"La surexposition des enfants aux écrans pourrait être le mal du siècle", estimaient en décembre une centaine de députés français dans une tribune au Monde.
Ces élus appartiennent à la majorité présidentielle d'Emmanuel Macron mais leur texte était également signé par des opposants de droite comme de gauche, tel l'ancien candidat socialiste à la présidentielle Benoît Hamon, ainsi que des personnalités comme le chanteur du groupe Indochine, Nicola Sirkis.
Ce vaste panel témoigne du vaste retentissement d'une inquiétude: les enfants passent trop de temps devant les écrans - ordinateurs, smartphones, télévisions, etc - et cela met en danger leur bon développement intellectuel.

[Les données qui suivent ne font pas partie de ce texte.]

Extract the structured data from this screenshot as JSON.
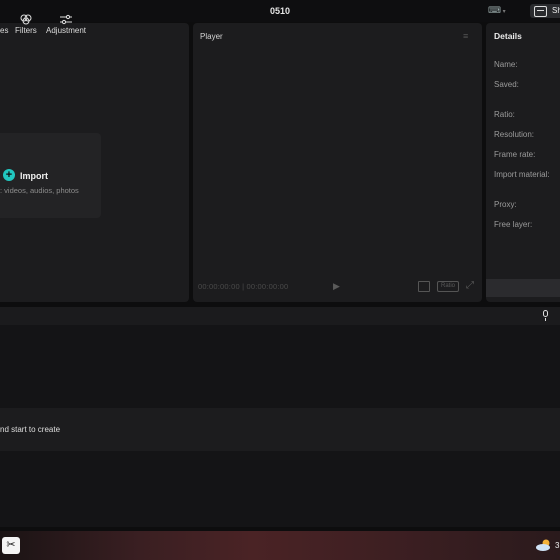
{
  "window": {
    "title": "0510",
    "share_label": "Sh"
  },
  "media_toolbar": {
    "items": [
      {
        "label": "es"
      },
      {
        "label": "Filters"
      },
      {
        "label": "Adjustment"
      }
    ]
  },
  "import": {
    "label": "Import",
    "hint": ": videos, audios, photos"
  },
  "player": {
    "title": "Player",
    "timecode": "00:00:00:00 | 00:00:00:00",
    "ratio_label": "Ratio"
  },
  "details": {
    "title": "Details",
    "labels": [
      "Name:",
      "Saved:",
      "Ratio:",
      "Resolution:",
      "Frame rate:",
      "Import material:",
      "Proxy:",
      "Free layer:"
    ]
  },
  "timeline": {
    "hint": "nd start to create"
  },
  "taskbar": {
    "weather_text": "3"
  }
}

Régulièrement exprimée depuis des années dans un contexte d'essor des nouvelles technologies, cette crainte a trouvé un nouvel écho avec la crise du Covid. La fermeture des écoles et les confinements ont particulièrement exposé les enfants aux écrans, que ce soit dans un cadre scolaire ou récréatif.
Or, les écrans ont "une influence néfaste sur le sommeil, l'alimentation ou encore la gestion des émotions", ils menacent aussi "l'acquisition du langage (et) la mémorisation des savoirs", martelaient les signataires de la tribune, qui ont déposé fin février à l'Assemblée une proposition de loi pour mener des actions de sensibilisation.
Pourtant, ces inquiétudes sont loin de faire l'unanimité chez les psychiatres et les spécialistes du développement de l'enfance. Les études sur le sujet sont nombreuses, mais leurs conclusions varient beaucoup et leur qualité est très inégale.
Chez les enfants de moins de douze ans, il existe bien un lien entre le temps passé devant les écrans et d'éventuels problèmes comportementaux, mais celui-ci est "faible", montre une étude publiée cette semaine dans le JAMA Psychiatry, l'une des principales revues de recherche psychiatrique.
Un symptôme plutôt qu'une cause
Cette étude est importante car ce n'est pas un travail isolé parmi d'autres. Il s'agit d'une "méta-analyse", qui reprend un grand nombre d'études pré-existantes et évalue notamment leur niveau de sérieux. Ses conclusions sont donc, a priori, bien plus solides que ces travaux pris séparément.
Or, ce sont justement les études les moins sérieuses qui tendent à être les plus alarmistes. Selon les auteurs, ces travaux ont fréquemment tendance à "exagérer les effets (des écrans) à cause d'un manque de rigueur méthodologique".
Les auteurs constatent aussi que les études les plus récentes font, dans l'ensemble, de moins en moins état d'un lien marqué entre exposition aux écrans et troubles du comportement.
Certes, cette étude admet qu'il existe un rapport entre les deux phénomènes mais "les liens trouvés sont vraiment légers, ce qui est rassurant", a commenté le psychiatre britannique Russell Viner, qui n'a pas participé à ce travail.
Surtout, il est très difficile de dire dans quelle direction va le rapport de cause à effet. Les enfants rencontrent-il des problèmes parce qu'ils ont trop regardé les écrans... ou passent-ils trop de temps devant ces derniers parce qu'ils ont déjà des problèmes, par exemple liés à des difficultés dans leur foyer ou à un manque de vie sociale ? En ciblant les écrans, on risque de s'attaquer au symptôme plutôt qu'à la cause.
"C'est un sujet très complexe et on ne peut pas conclure que c'est l'exposition aux écrans qui crée des problèmes", a estimé Russell Viner, dans un commentaire adressé à l'organisme Science Media Center.
"Pour de nombreux enfants, comme pour nous les adultes, (...) les écrans peuvent être une source positive d'éducation et de distraction", a-t-il conclu.